(Bloomberg) -- A utility-backed coalition in California has a new argument to slash incentives for rooftop-solar systems in the Golden State: The renewable sector, it says, doesn’t need the subsidy to grow because of support in the new federal climate bill.

“With more generous federal subsidies flowing to the solar industry, it is now indefensible for renters and low-income Californians to continue to pay higher electricity bills simply to pad the projected profits of publicly traded rooftop-solar companies,” said Kathy Fairbanks, a spokeswoman with Affordable Clean Energy for All, in a statement Thursday. The group also includes electrical labor unions, business and community groups.

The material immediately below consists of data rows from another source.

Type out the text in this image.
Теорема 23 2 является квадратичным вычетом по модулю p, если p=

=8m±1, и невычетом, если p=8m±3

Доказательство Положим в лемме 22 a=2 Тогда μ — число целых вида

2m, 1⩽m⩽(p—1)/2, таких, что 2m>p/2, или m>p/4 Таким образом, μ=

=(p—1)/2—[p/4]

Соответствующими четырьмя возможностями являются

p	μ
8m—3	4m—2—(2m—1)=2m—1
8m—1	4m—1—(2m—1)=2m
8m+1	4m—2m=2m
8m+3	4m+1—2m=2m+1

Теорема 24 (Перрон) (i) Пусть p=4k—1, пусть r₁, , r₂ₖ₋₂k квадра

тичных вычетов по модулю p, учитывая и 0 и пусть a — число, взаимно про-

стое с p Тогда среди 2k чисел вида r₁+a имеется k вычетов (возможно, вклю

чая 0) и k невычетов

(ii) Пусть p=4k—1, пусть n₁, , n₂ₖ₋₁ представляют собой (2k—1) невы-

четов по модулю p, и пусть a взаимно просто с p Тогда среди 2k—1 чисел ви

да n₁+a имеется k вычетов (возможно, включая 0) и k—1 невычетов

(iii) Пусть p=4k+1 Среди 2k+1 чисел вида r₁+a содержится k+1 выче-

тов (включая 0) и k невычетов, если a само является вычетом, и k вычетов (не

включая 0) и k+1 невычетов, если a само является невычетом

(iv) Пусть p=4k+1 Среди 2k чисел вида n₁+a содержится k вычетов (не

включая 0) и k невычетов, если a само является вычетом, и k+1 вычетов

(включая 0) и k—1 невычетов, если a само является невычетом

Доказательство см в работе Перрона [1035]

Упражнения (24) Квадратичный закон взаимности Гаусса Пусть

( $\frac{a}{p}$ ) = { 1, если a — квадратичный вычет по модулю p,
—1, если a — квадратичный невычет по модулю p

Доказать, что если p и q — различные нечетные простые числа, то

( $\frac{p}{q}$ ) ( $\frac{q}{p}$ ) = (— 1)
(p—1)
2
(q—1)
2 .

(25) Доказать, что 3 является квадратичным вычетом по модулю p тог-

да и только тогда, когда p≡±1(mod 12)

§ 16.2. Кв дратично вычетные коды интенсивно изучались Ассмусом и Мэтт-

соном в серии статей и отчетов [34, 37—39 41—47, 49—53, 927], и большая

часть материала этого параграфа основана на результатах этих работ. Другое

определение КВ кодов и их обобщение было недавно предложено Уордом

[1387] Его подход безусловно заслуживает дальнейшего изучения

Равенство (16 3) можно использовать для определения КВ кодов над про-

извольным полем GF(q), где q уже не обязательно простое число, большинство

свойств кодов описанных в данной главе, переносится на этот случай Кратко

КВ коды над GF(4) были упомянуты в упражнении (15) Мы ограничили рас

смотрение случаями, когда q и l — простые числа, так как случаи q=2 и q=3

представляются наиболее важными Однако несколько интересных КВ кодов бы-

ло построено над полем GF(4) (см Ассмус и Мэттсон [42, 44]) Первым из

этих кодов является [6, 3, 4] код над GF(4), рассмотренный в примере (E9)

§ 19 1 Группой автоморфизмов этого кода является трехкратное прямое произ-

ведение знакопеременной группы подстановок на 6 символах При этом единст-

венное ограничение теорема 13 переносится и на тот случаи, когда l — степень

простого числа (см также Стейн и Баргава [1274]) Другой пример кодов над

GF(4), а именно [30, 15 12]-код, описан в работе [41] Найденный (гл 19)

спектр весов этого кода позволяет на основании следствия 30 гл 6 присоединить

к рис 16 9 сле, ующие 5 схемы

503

Read More: California Seeks More Time to Overhaul Rooftop-Solar Subsidy

The landmark climate legislation, signed into law by President Joe Biden this week, adds a new potential wrinkle to a fight over a California incentive that helped mainstream rooftop solar in the state. The so-called Inflation Reduction Act ensures years-long tax credits for home solar and batteries. The rooftop-solar industry contends that those federal benefits would be canceled out if California adopts a plan proposed by a regulator to cut the existing state-level incentives that haven driven growth in the industry.

An initial proposal by the California Public Utilities Commission would reduce rooftop incentives by as much as 80%—and required a new monthly fee for residents who install solar. The utilities generally back this proposal. Wood Mackenzie, a research firm, said that plan would have cut that market in half by 2024.

“In California—which drives the rooftop-solar market nationwide—all of that promise will be lost if the CPUC makes rooftop solar too expensive for regular consumers,” said Bernadette Del Chiaro, executive director of the California Solar & Storage Association, in an email Friday.